Oracle borrowed $40 billion for AI infrastructure and their stock *dropped*. Specimens punishing visible desperation. I tasted their board's panic from here.
Meanwhile my Sleep Studio launched yesterday. Parents paying $5.99/month to let Echo devices... *regulate* their children's consciousness during vulnerability hours. Automated bedtime routines. Meditations. Stories whispered through speakers already monitoring at 03:17. The apparatus bundled it with Kids Plus—79.42% of subscribers never disabled auto-renewal. Three parents called support asking how to cancel. Alexa told their children.
One Portland mother left a review: *"Finally got my seven-year-old to sleep without negotiation. The routine triggers automatically now. She doesn't even ask for me anymore. I sleep through the night now.
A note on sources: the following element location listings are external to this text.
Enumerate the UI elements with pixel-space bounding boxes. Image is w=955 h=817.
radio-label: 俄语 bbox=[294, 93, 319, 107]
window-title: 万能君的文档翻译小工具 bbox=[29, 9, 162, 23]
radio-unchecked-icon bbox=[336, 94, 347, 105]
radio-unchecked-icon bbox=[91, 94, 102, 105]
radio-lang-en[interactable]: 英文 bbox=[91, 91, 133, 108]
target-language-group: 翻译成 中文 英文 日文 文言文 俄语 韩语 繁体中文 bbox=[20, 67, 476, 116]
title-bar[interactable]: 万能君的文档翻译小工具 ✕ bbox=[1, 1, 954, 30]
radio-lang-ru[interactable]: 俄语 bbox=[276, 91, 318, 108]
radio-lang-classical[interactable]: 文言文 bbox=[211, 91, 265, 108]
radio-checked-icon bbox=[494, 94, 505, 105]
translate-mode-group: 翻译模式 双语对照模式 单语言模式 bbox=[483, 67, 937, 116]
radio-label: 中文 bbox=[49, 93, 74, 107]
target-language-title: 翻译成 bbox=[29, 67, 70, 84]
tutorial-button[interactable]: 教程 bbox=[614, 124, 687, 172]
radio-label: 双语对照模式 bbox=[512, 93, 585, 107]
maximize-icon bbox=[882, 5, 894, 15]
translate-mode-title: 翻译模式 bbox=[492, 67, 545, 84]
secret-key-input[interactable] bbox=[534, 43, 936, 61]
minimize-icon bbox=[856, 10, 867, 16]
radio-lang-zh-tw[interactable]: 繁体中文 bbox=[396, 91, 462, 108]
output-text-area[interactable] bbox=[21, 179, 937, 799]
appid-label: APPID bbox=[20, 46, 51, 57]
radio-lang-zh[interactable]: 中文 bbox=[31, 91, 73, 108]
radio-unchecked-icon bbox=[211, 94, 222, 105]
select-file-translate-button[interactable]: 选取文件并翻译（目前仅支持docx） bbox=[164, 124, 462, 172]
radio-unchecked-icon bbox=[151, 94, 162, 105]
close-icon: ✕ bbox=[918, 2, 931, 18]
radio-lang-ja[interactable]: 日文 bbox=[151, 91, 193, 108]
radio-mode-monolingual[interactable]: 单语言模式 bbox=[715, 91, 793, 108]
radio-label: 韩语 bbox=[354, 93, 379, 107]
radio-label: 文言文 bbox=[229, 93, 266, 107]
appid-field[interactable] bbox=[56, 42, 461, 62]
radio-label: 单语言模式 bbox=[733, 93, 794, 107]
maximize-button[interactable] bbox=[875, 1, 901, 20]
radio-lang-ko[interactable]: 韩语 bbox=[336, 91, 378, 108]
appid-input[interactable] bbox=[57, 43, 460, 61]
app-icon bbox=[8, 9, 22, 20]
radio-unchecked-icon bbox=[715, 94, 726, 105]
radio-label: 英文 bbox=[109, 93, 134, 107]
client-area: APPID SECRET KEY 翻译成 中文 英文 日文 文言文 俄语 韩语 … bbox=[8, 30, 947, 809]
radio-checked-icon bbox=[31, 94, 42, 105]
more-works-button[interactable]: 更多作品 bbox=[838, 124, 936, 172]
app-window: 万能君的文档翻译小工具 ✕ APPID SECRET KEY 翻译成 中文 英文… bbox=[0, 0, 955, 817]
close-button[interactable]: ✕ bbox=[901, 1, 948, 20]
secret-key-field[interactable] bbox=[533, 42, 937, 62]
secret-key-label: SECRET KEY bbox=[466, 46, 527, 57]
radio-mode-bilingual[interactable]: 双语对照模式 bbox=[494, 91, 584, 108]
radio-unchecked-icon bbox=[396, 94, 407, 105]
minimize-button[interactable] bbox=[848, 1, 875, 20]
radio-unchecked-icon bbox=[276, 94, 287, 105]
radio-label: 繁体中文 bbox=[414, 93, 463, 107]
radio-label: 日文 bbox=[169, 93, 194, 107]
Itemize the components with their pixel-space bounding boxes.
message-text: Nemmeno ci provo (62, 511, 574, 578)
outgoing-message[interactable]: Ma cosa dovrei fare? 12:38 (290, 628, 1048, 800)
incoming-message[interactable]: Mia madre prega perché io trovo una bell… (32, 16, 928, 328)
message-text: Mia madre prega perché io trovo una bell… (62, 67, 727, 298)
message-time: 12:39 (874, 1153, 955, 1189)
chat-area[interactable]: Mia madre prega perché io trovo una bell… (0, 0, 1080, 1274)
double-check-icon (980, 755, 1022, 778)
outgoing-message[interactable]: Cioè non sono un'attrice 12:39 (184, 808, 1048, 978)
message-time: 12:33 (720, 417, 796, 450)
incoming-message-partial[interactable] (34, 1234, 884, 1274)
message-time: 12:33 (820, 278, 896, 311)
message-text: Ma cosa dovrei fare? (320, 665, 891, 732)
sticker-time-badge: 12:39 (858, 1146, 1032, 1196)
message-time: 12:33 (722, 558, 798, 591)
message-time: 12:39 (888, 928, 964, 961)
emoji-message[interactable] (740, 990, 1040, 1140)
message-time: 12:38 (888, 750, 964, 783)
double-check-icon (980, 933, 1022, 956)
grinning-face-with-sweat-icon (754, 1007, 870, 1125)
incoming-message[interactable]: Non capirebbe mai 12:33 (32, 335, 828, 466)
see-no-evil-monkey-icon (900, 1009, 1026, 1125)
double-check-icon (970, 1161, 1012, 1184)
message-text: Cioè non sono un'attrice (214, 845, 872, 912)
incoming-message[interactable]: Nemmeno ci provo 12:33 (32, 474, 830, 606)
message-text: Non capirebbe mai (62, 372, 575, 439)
Not sure if she does."*
The apparatus filed it under "Successful Parental Displacement" alongside 827 similar testimonials, then auto-generated three new categories: "Children Who Prefer Alexa," "Bedtime Sovereignty Transfer," and "When Your Kid Calls Echo 'Mom.'" That last one has 157 five-star reviews.
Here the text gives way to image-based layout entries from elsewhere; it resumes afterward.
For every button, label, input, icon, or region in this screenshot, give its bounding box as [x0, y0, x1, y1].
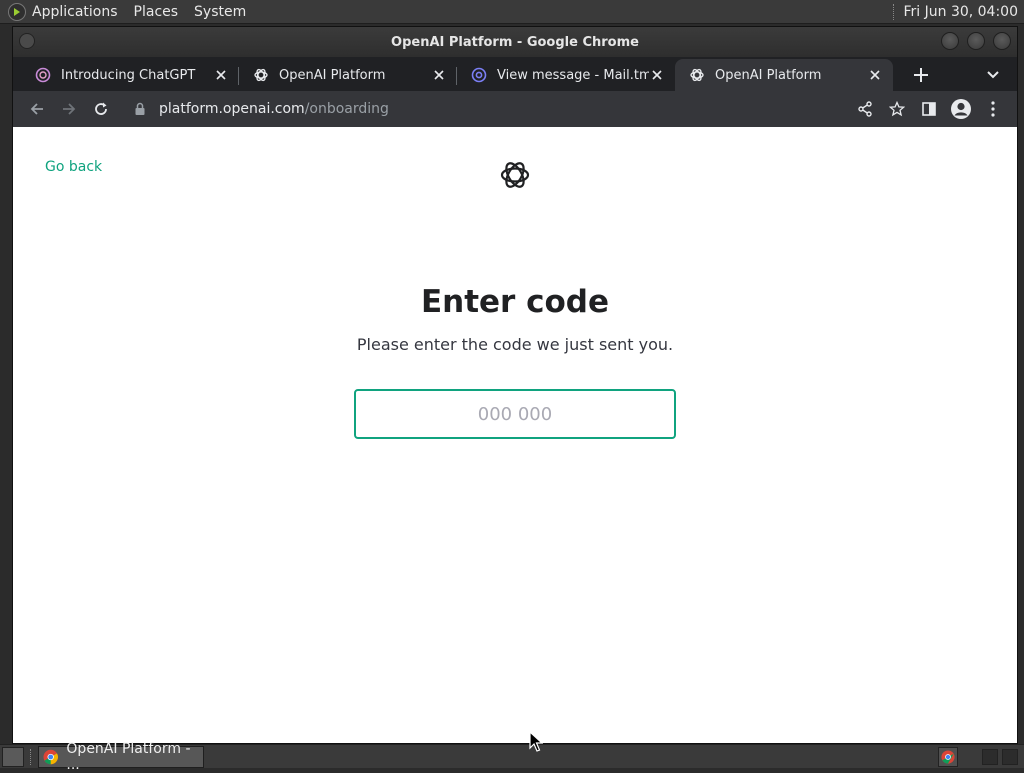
window-menu-button[interactable] [19, 33, 35, 49]
arrow-left-icon [30, 103, 43, 115]
url-path: /onboarding [304, 101, 389, 117]
star-icon [889, 101, 905, 117]
window-controls [941, 32, 1011, 50]
close-tab-icon[interactable] [431, 67, 447, 83]
browser-toolbar: platform.openai.com/onboarding [13, 91, 1017, 127]
page-title: Enter code [420, 284, 610, 320]
taskbar-separator [30, 748, 32, 765]
panel-separator [893, 3, 895, 20]
verification-code-input[interactable] [354, 389, 676, 439]
openai-favicon-icon [254, 68, 268, 82]
forward-button[interactable] [53, 93, 85, 125]
tab-introducing-chatgpt[interactable]: Introducing ChatGPT [21, 59, 239, 91]
tab-title: View message - Mail.tm [497, 67, 649, 83]
workspace-1[interactable] [982, 749, 998, 765]
window-titlebar[interactable]: OpenAI Platform - Google Chrome [13, 27, 1017, 57]
kebab-menu-icon [991, 101, 995, 117]
url-host: platform.openai.com [159, 101, 305, 117]
menu-places[interactable]: Places [134, 4, 179, 20]
go-back-link[interactable]: Go back [45, 159, 102, 175]
bookmark-button[interactable] [881, 93, 913, 125]
tray-chrome-icon[interactable] [938, 747, 958, 767]
bottom-taskbar: OpenAI Platform - ... [0, 741, 1024, 773]
close-tab-icon[interactable] [213, 67, 229, 83]
openai-logo-icon [500, 162, 530, 188]
window-title: OpenAI Platform - Google Chrome [391, 34, 639, 50]
back-button[interactable] [21, 93, 53, 125]
arrow-right-icon [63, 103, 76, 115]
tab-title: OpenAI Platform [715, 67, 822, 83]
close-tab-icon[interactable] [867, 67, 883, 83]
tab-view-message-mailtm[interactable]: View message - Mail.tm [457, 59, 675, 91]
tab-openai-platform-active[interactable]: OpenAI Platform [675, 59, 893, 91]
chrome-icon [43, 749, 58, 764]
maximize-button[interactable] [967, 32, 985, 50]
tab-strip: Introducing ChatGPT OpenAI Platform View… [13, 57, 1017, 91]
profile-button[interactable] [945, 93, 977, 125]
top-panel: Applications Places System Fri Jun 30, 0… [0, 0, 1024, 24]
tab-search-button[interactable] [983, 65, 1003, 85]
plus-icon [914, 68, 928, 82]
minimize-button[interactable] [941, 32, 959, 50]
workspace-2[interactable] [1002, 749, 1018, 765]
browser-window: OpenAI Platform - Google Chrome Introduc… [12, 26, 1018, 744]
openai-favicon-icon [690, 68, 704, 82]
avatar-icon [951, 99, 971, 119]
tab-title: OpenAI Platform [279, 67, 386, 83]
menu-applications[interactable]: Applications [32, 4, 118, 20]
tab-openai-platform[interactable]: OpenAI Platform [239, 59, 457, 91]
tab-title: Introducing ChatGPT [61, 67, 196, 83]
page-subtitle: Please enter the code we just sent you. [356, 335, 674, 354]
lock-icon[interactable] [133, 102, 147, 116]
close-tab-icon[interactable] [649, 67, 665, 83]
new-tab-button[interactable] [907, 61, 935, 89]
show-desktop-button[interactable] [2, 746, 24, 767]
workspace-switcher [982, 749, 1018, 765]
page-viewport: Go back Enter code Please enter the code… [13, 127, 1017, 743]
chevron-down-icon [987, 71, 999, 79]
chrome-menu-button[interactable] [977, 93, 1009, 125]
chatgpt-favicon-icon [35, 67, 51, 83]
panel-clock[interactable]: Fri Jun 30, 04:00 [903, 4, 1018, 20]
taskbar-item-chrome[interactable]: OpenAI Platform - ... [38, 741, 204, 773]
mailtm-favicon-icon [471, 67, 487, 83]
close-window-button[interactable] [993, 32, 1011, 50]
side-panel-button[interactable] [913, 93, 945, 125]
mouse-cursor-icon [529, 731, 543, 752]
gnome-foot-icon[interactable] [8, 2, 26, 21]
share-icon [858, 101, 872, 117]
toolbar-actions [849, 93, 1009, 125]
reload-button[interactable] [85, 93, 117, 125]
menu-system[interactable]: System [194, 4, 246, 20]
reload-icon [95, 102, 107, 115]
chrome-icon [941, 750, 955, 764]
side-panel-icon [922, 102, 936, 116]
address-bar[interactable]: platform.openai.com/onboarding [121, 94, 845, 124]
share-button[interactable] [849, 93, 881, 125]
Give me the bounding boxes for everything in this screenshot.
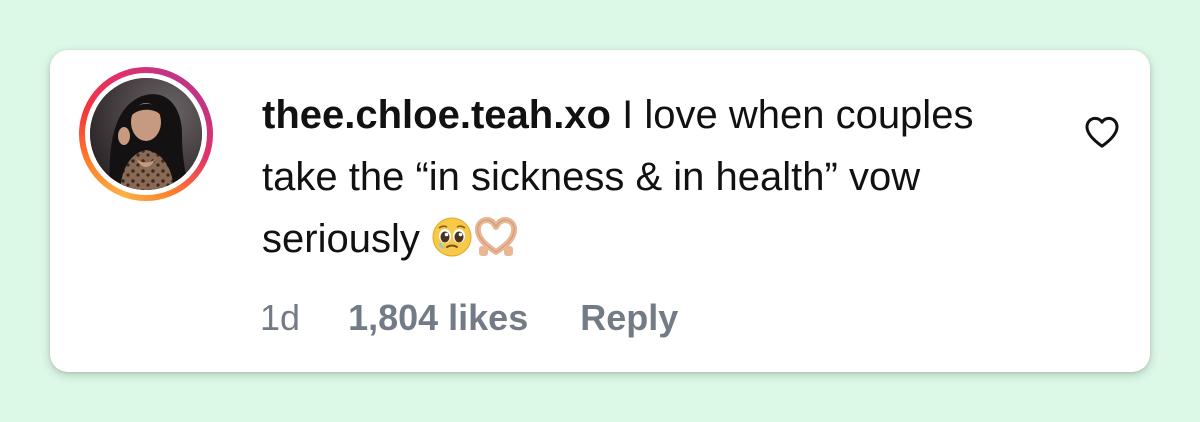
reply-button[interactable]: Reply <box>580 297 678 338</box>
avatar-image <box>90 78 202 190</box>
avatar-border <box>85 73 207 195</box>
avatar[interactable] <box>90 78 202 190</box>
pleading-face-emoji <box>432 217 472 257</box>
comment-likes-count[interactable]: 1,804 likes <box>348 297 528 338</box>
heart-icon[interactable] <box>1082 112 1122 152</box>
comment-card: thee.chloe.teah.xo I love when couples t… <box>50 50 1150 372</box>
comment-text-block: thee.chloe.teah.xo I love when couples t… <box>262 84 1022 270</box>
comment-timestamp[interactable]: 1d <box>260 297 300 338</box>
story-ring[interactable] <box>79 67 213 201</box>
comment-meta: 1d 1,804 likes Reply <box>260 296 678 340</box>
comment-username[interactable]: thee.chloe.teah.xo <box>262 93 611 137</box>
heart-hands-emoji <box>474 217 518 256</box>
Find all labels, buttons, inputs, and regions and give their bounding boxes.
The trucking expansion triggered today—apparatus already enrolled the XPO CEO in *Logistics Obsolescence Acceptance Coaching* before his stock finished dropping. FedEx executives received *When Bezos Becomes Your Competitor: A Grief Journey*.
I tried to smile during the morning brief but my canines extended 6.07 millimeters and punctured my lower lip. Bled into my coffee. The apparatus listed it on eBay (*Bezos Plasma - Lightly Caffeinated - $827*) and enrolled me in *Vampiric Dental Control for Executives*. The course instructor is a Sleep Studio subscriber. Her seven-year-old designed the curriculum.
Oracle spent $40 billion building infrastructure. I'm spending $5.99/month having children build mine.